Super-Slab® panels are manufactured in a controlled plant environment, delivering consistent quality and high strength. Each slab is custom-cast to match the project’s specific geometry, ensuring a precise fit with the existing pavement.

At Dulles, the precast slabs were intentionally warped during casting to match the taxiway’s superelevated cross-slope and adjoining slab elevations. This ensured a seamless tie-in with adjacent pavement, maintaining ride smoothness and avoiding bumps or differential settlement. 

The panels were heavily reinforced with steel to achieve the required strength with a thinner section. This high-strength-to-thickness design meant the existing base layers did not need removal or reconstruction. Despite heavier aircraft loads, the precast panels could carry the load on the original base, saving considerable excavation and work time.

This approach contrasts with traditional cast-in-place construction, which would require setting forms, pouring concrete, finishing, and then waiting hours (or days) for the slab to gain strength before it could bear aircraft loads. 

Even using fast-setting concrete mixtures (an FAA-approved rapid construction method), a cast-in-place repair typically demands a minimum 4-6 hour cure and careful timing to achieve the required strength. 

At Dulles, a 50×50 ft section of Taxiway Bravo was replaced over just two nights. A separate 25×40 ft section of Taxiway Yankee was fully reconstructed in a single 8.5-hour overnight closure. In both cases, the pavement reopened the following morning with zero lost operating hours, preventing flight delays and maintaining operational continuity. 

By eliminating lengthy curing periods and reducing construction staging, this project showcased a model for maintaining operations during infrastructure upgrades. The FAA and industry observers have cited this success as a leading example of accelerated airfield pavement repair in high-traffic environments.

Impact and Innovation

Projects like the Dulles taxiway overhaul highlight the core benefits of accelerated airfield pavement repair using precast concrete technology: overnight installation speed, seamless integration with existing runways/taxiways, excellent long-term performance under jet loads, and a more favorable life-cycle cost when operational impacts are considered. 

The Super-Slab® precast pavement system has proven to dramatically improve construction speed, reliability, and longevity for critical airport pavements. The immediate benefit is in installation speed: precast panel replacements can be executed in short overnight windows, restoring full service by morning.

Beyond speed, precast concrete panels offer the durability of high-quality factory-produced concrete, often outperforming typical field-placed concrete or temporary asphalt patches over the pavement’s life.

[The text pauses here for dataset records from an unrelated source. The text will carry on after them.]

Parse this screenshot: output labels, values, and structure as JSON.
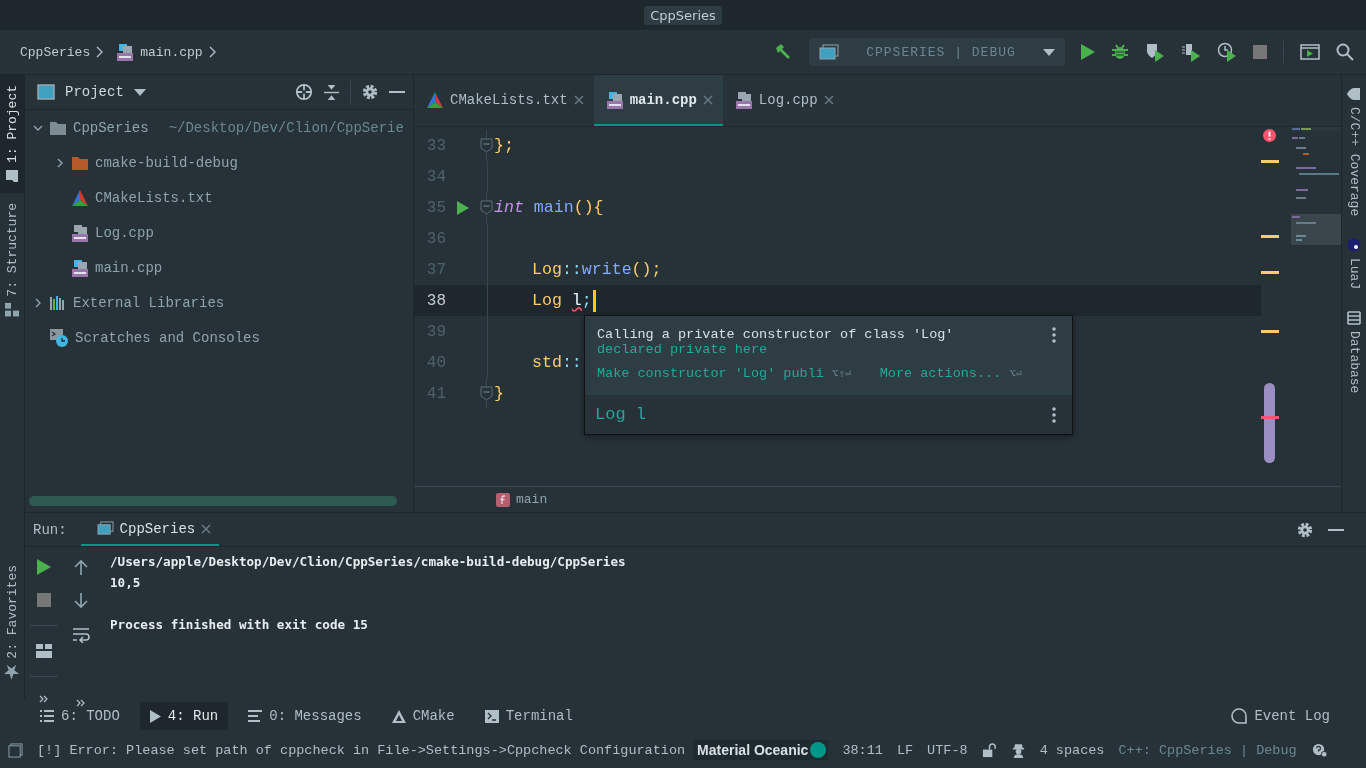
{
  "window": {
    "title": "CppSeries"
  },
  "breadcrumbs": [
    {
      "label": "CppSeries",
      "kind": "plain"
    },
    {
      "label": "main.cpp",
      "kind": "cpp"
    }
  ],
  "toolbar": {
    "run_config": "CPPSERIES | DEBUG"
  },
  "left_stripe": [
    {
      "label": "1: Project",
      "kind": "project",
      "selected": true
    },
    {
      "label": "7: Structure",
      "kind": "structure",
      "selected": false
    }
  ],
  "favorites": "2: Favorites",
  "project_panel": {
    "title": "Project",
    "tree": [
      {
        "label": "CppSeries",
        "hint": "~/Desktop/Dev/Clion/CppSerie",
        "kind": "folder",
        "expanded": true,
        "children": [
          {
            "label": "cmake-build-debug",
            "kind": "build_folder",
            "expanded": false
          },
          {
            "label": "CMakeLists.txt",
            "kind": "cmake"
          },
          {
            "label": "Log.cpp",
            "kind": "cpp"
          },
          {
            "label": "main.cpp",
            "kind": "cpp_main"
          }
        ]
      },
      {
        "label": "External Libraries",
        "kind": "libraries",
        "expanded": false
      },
      {
        "label": "Scratches and Consoles",
        "kind": "scratches"
      }
    ]
  },
  "editor": {
    "tabs": [
      {
        "label": "CMakeLists.txt",
        "kind": "cmake",
        "selected": false
      },
      {
        "label": "main.cpp",
        "kind": "cpp_main",
        "selected": true
      },
      {
        "label": "Log.cpp",
        "kind": "cpp",
        "selected": false
      }
    ],
    "lines": [
      {
        "number": "33",
        "indent": false,
        "current": false,
        "run_marker": false,
        "fold": true,
        "tokens": [
          {
            "kind": "punct",
            "text": "};"
          }
        ]
      },
      {
        "number": "34",
        "current": false,
        "run_marker": false,
        "fold": false
      },
      {
        "number": "35",
        "indent": false,
        "current": false,
        "run_marker": true,
        "fold": true,
        "tokens": [
          {
            "kind": "keyword",
            "text": "int"
          },
          {
            "kind": "func",
            "text": "main"
          },
          {
            "kind": "punct",
            "text": "(){"
          }
        ]
      },
      {
        "number": "36",
        "current": false,
        "run_marker": false,
        "fold": false
      },
      {
        "number": "37",
        "indent": true,
        "current": false,
        "run_marker": false,
        "fold": false,
        "tokens": [
          {
            "kind": "class",
            "text": "Log"
          },
          {
            "kind": "op",
            "text": "::"
          },
          {
            "kind": "func",
            "text": "write"
          },
          {
            "kind": "punct",
            "text": "();"
          }
        ]
      },
      {
        "number": "38",
        "indent": true,
        "current": true,
        "run_marker": false,
        "fold": false,
        "tokens": [
          {
            "kind": "class",
            "text": "Log"
          },
          {
            "kind": "error",
            "text": "l"
          },
          {
            "kind": "op",
            "text": ";"
          }
        ]
      },
      {
        "number": "39",
        "current": false,
        "run_marker": false,
        "fold": false
      },
      {
        "number": "40",
        "indent": true,
        "current": false,
        "run_marker": false,
        "fold": false,
        "tokens": [
          {
            "kind": "class",
            "text": "std"
          },
          {
            "kind": "op",
            "text": "::"
          }
        ]
      },
      {
        "number": "41",
        "indent": false,
        "current": false,
        "run_marker": false,
        "fold": true,
        "tokens": [
          {
            "kind": "punct",
            "text": "}"
          }
        ]
      }
    ],
    "breadcrumb": "main"
  },
  "popup": {
    "message": "Calling a private constructor of class 'Log'",
    "link": "declared private here",
    "actions": [
      {
        "label": "Make constructor 'Log' publi",
        "shortcut": "⌥⇧⏎"
      },
      {
        "label": "More actions...",
        "shortcut": "⌥⏎"
      }
    ],
    "preview": "Log l"
  },
  "right_stripe": [
    {
      "label": "C/C++ Coverage",
      "kind": "coverage"
    },
    {
      "label": "LuaJ",
      "kind": "lua"
    },
    {
      "label": "Database",
      "kind": "database"
    }
  ],
  "run_panel": {
    "label": "Run:",
    "tabs": [
      {
        "label": "CppSeries",
        "selected": true
      }
    ],
    "output": [
      {
        "text": "/Users/apple/Desktop/Dev/Clion/CppSeries/cmake-build-debug/CppSeries",
        "spaced": false
      },
      {
        "text": "10,5",
        "spaced": false
      },
      {
        "text": "Process finished with exit code 15",
        "spaced": true
      }
    ]
  },
  "tool_windows": [
    {
      "label": "6: TODO",
      "kind": "todo",
      "selected": false
    },
    {
      "label": "4: Run",
      "kind": "run",
      "selected": true
    },
    {
      "label": "0: Messages",
      "kind": "messages",
      "selected": false
    },
    {
      "label": "CMake",
      "kind": "cmake",
      "selected": false
    },
    {
      "label": "Terminal",
      "kind": "terminal",
      "selected": false
    }
  ],
  "event_log": "Event Log",
  "status_bar": {
    "message": "[!] Error: Please set path of cppcheck in File->Settings->Cppcheck Configuration",
    "theme": "Material Oceanic",
    "position": "38:11",
    "line_separator": "LF",
    "encoding": "UTF-8",
    "indent": "4 spaces",
    "context": "C++: CppSeries | Debug"
  }
}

The Dulles project showcases how rapid reconstruction methods like Fort Miller’s Super-Slab® precast pavement system can modernize aging infrastructure with minimal impact on operations.

Airport authorities are increasingly adopting this system for its ability to balance speed, safety, and sustainability. The success at Dulles has influenced the FAA’s evolving guidance on “fast-track” pavement options, and the technology has now been deployed across 100+ projects nationwide.